Last Updated: 11:02 PM, March 19, 2012
Posted: 10:14 PM, March 17, 2012
Ben Bernanke is trying a new “twist” on Robin Hood: Taking from Americans who have carefully stashed money away, in order to bail out debt-laden spenders.
That’s the fallout from the Federal Reserve’s zero interest-rate policy, and it has cost US households an estimated $500 billion a year in personal interest income since the Fed slashed rates in 2008.
The Fed argues the historically low rates are needed to help underwater homeowners refinance their mortgages and revive the ailing economy. But critics say they’re hurting savers by robbing them of hundreds of billions of dollars in lost income.
“We’re punishing people who did the right thing,” says Christopher Whalen, an outspoken bank-industry analyst. “A lot of grandmas out there who put money away can’t survive, because their savings aren’t paying any interest.”
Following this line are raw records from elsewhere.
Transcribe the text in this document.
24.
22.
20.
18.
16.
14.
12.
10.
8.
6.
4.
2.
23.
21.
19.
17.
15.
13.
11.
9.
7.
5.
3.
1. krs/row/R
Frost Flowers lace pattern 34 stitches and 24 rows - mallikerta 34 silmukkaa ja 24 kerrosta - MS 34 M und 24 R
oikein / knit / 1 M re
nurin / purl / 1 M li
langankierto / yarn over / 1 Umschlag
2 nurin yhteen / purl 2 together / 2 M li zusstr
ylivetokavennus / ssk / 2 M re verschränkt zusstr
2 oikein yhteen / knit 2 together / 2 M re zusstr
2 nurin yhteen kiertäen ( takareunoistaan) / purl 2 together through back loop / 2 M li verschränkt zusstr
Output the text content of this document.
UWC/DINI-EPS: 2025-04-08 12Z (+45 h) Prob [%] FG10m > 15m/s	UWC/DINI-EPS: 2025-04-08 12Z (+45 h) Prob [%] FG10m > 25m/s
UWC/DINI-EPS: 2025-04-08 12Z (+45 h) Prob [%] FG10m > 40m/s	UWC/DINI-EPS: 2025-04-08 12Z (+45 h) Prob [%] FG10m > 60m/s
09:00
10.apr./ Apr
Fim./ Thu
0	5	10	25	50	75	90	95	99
Retirees and other savers might not mind as much if the Fed’s strategy were working, but the low interest rates are discouraging banks from offering loans, because they’re loath to lock in such paltry rates.
The Fed “is saying savers should suck it up because they’ll be better off if the economy turns around,” says Mark Calabria, the director of financial-regulation studies at libertarian think tank the Cato Institute. “If that was really the case, people would look at it differently.
“If you add that up over the last several years, it’s probably two times the effect of what the stimulus was,” says Calabria. “And the effect is negative.”
The outcry over the massive transfer of wealth intensified recently after Bernanke pledged to not ratchet up rates for another two and a half years.
One harsh critic is Rep. Paul Ryan (R-Wis.), a name bandied about as a candidate for the Republican vice presidency, who calls the policy a bailout for debtors.
While the low rates have been a boon for those who can refinance, pay less on their mounds of household debt or get great financing on a new car, many Americans have been shut out.
“You hear about teaser rates, but most people can’t borrow at those rates,” says Whalen. “Banks are being cautious, and they’re not getting paid [enough interest] to take risks.”
Perhaps the biggest beneficiary of the zero interest rate policy — “zirp,” for short — is the federal government.
“The rates are facilitating deficit spending because of the cheaper cost of borrowing,” says Calabria. “What’s missing is that the policy is making it far less likely that banks will lend to the private sector.”